Ejsi Hasanbelliu : Personnellement, j’ai toujours eu envie de contribuer au développement durable en réponse aux défis du changement climatique, des pollutions (de l’eau, des océans…), aux atteintes à la biodiversité… Mais je n’avais jamais pensé à quel point l’emballage était au cœur de ces problématiques. La première fois que j’ai entendu parler de la Chaire CoPack – c’était à l’occasion de l’offre d’emploi qu’elle avait émise avec la Fondation AgroParisTech, et à laquelle j’ai répondu. Une fois passé l’effet de surprise, je me suis dit « Mais oui, c’est bien sûr ! ». L’emballage est directement concerné par cette économie circulaire dont on parle de plus en plus. Par ailleurs, la chaire était de création récente (elle a été créée en novembre 2021), ce qui m’a plu aussi car j’ai la conviction que c’est dans des organisations où tout reste encore à faire qu’on peut prendre des initiatives, davantage que dans une organisation, même privée, déjà établie de longue date. Le fait que cette chaire se trouve dans un milieu académique comme le campus AgroParisTech Paris-Saclay a été aussi un plus pour moi qui sortait de mes études.

- Justement, quel est votre cursus ?

Ejsi Hasanbelliu : J’ai fait des études en relations internationales.

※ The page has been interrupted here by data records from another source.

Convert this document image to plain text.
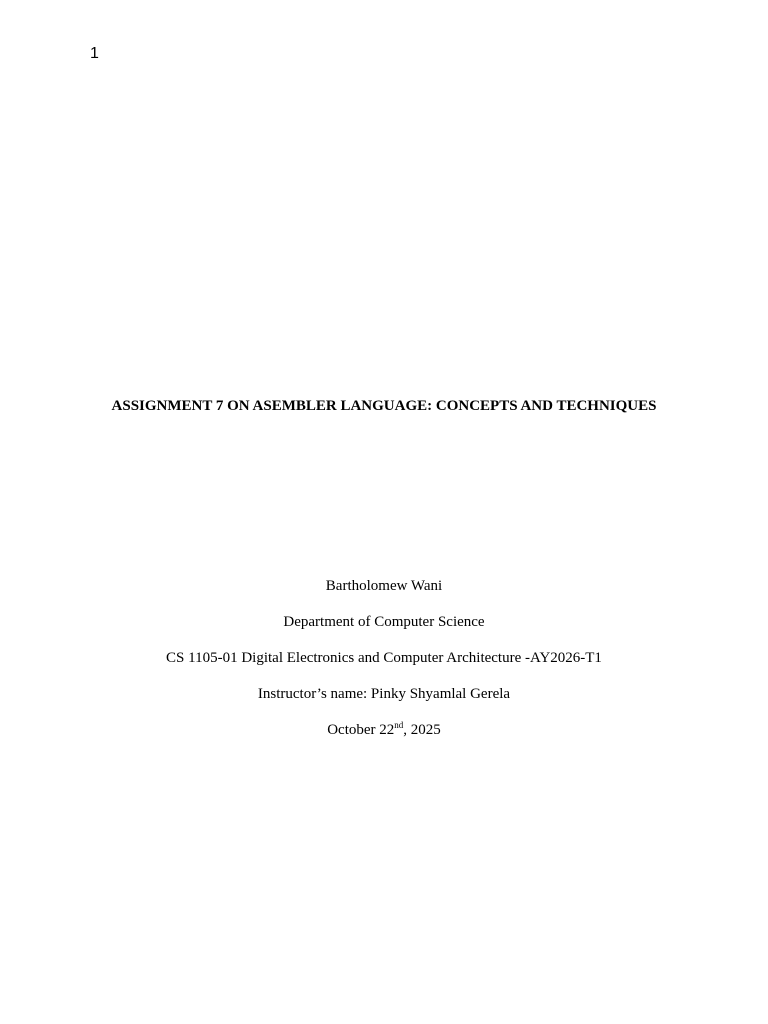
1
ASSIGNMENT 7 ON ASEMBLER LANGUAGE: CONCEPTS AND TECHNIQUES
Bartholomew Wani
Department of Computer Science
CS 1105-01 Digital Electronics and Computer Architecture -AY2026-T1
Instructor’s name: Pinky Shyamlal Gerela
October 22nd, 2025
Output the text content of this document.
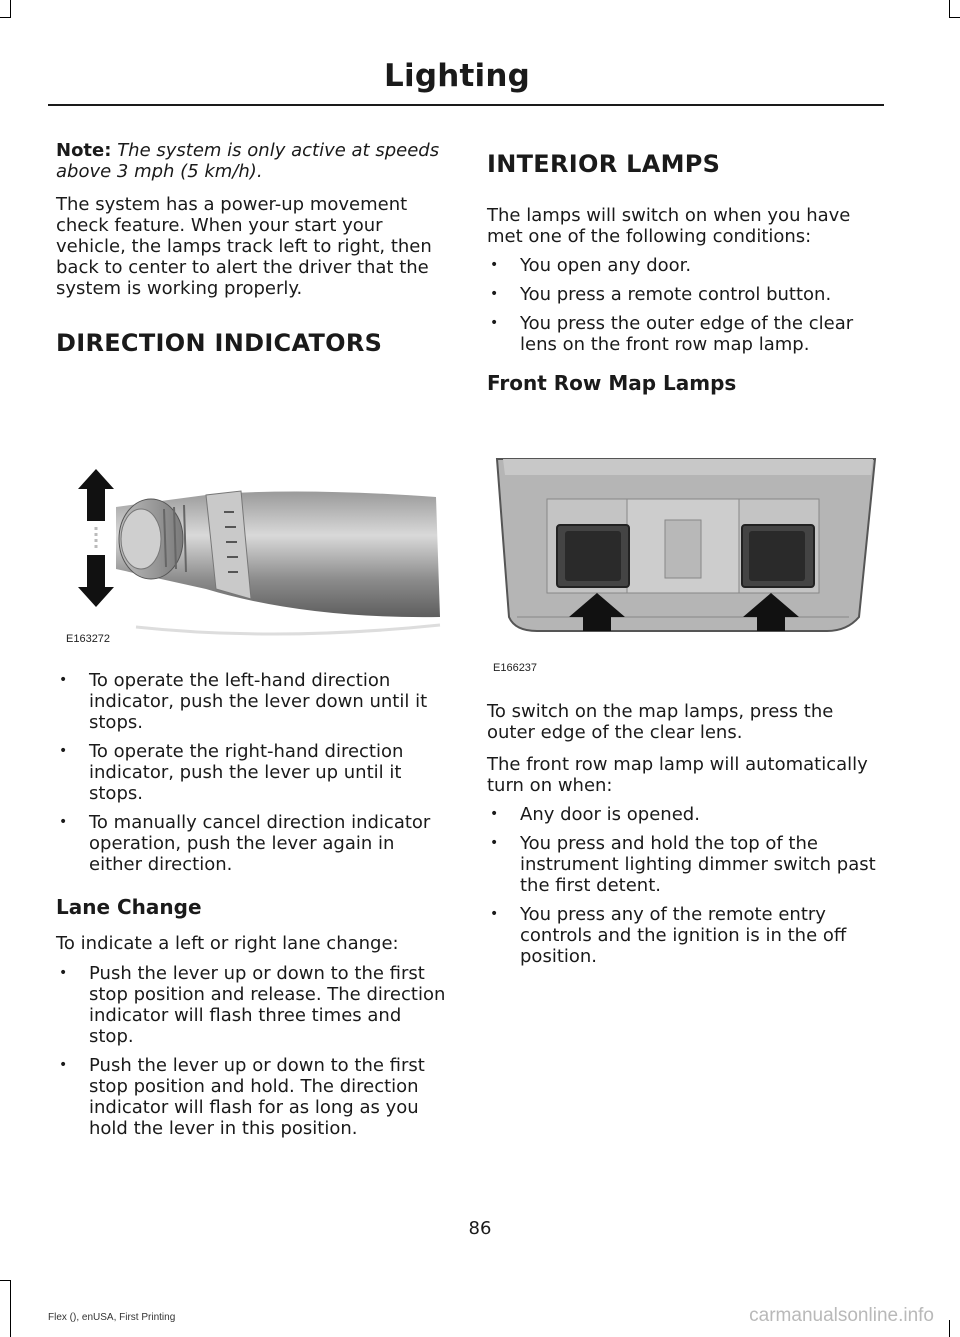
Lighting

Note: The system is only active at speeds above 3 mph (5 km/h).

The system has a power-up movement check feature. When your start your vehicle, the lamps track left to right, then back to center to alert the driver that the system is working properly.

DIRECTION INDICATORS
E163272
• To operate the left-hand direction indicator, push the lever down until it stops.
• To operate the right-hand direction indicator, push the lever up until it stops.
• To manually cancel direction indicator operation, push the lever again in either direction.
Lane Change

To indicate a left or right lane change:

• Push the lever up or down to the first stop position and release. The direction indicator will flash three times and stop.
• Push the lever up or down to the first stop position and hold. The direction indicator will flash for as long as you hold the lever in this position.
INTERIOR LAMPS

The lamps will switch on when you have met one of the following conditions:

• You open any door.
• You press a remote control button.
• You press the outer edge of the clear lens on the front row map lamp.
Front Row Map Lamps
E166237

To switch on the map lamps, press the outer edge of the clear lens.

The front row map lamp will automatically turn on when:

• Any door is opened.
• You press and hold the top of the instrument lighting dimmer switch past the first detent.
• You press any of the remote entry controls and the ignition is in the off position.
86
Flex (), enUSA, First Printing	carmanualsonline.info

Sandra Domenek : Ejsi a également fait des études en journalisme et en droit, ce qui m’a aussi intéressé. Nous n’avions pas d’expertise en matière juridique. Or, c’est un domaine essentiel, y compris dans le domaine de l’emballage. Quant à sa formation au journalisme, j’y ai vu la capacité de parler à des interlocuteurs très différents.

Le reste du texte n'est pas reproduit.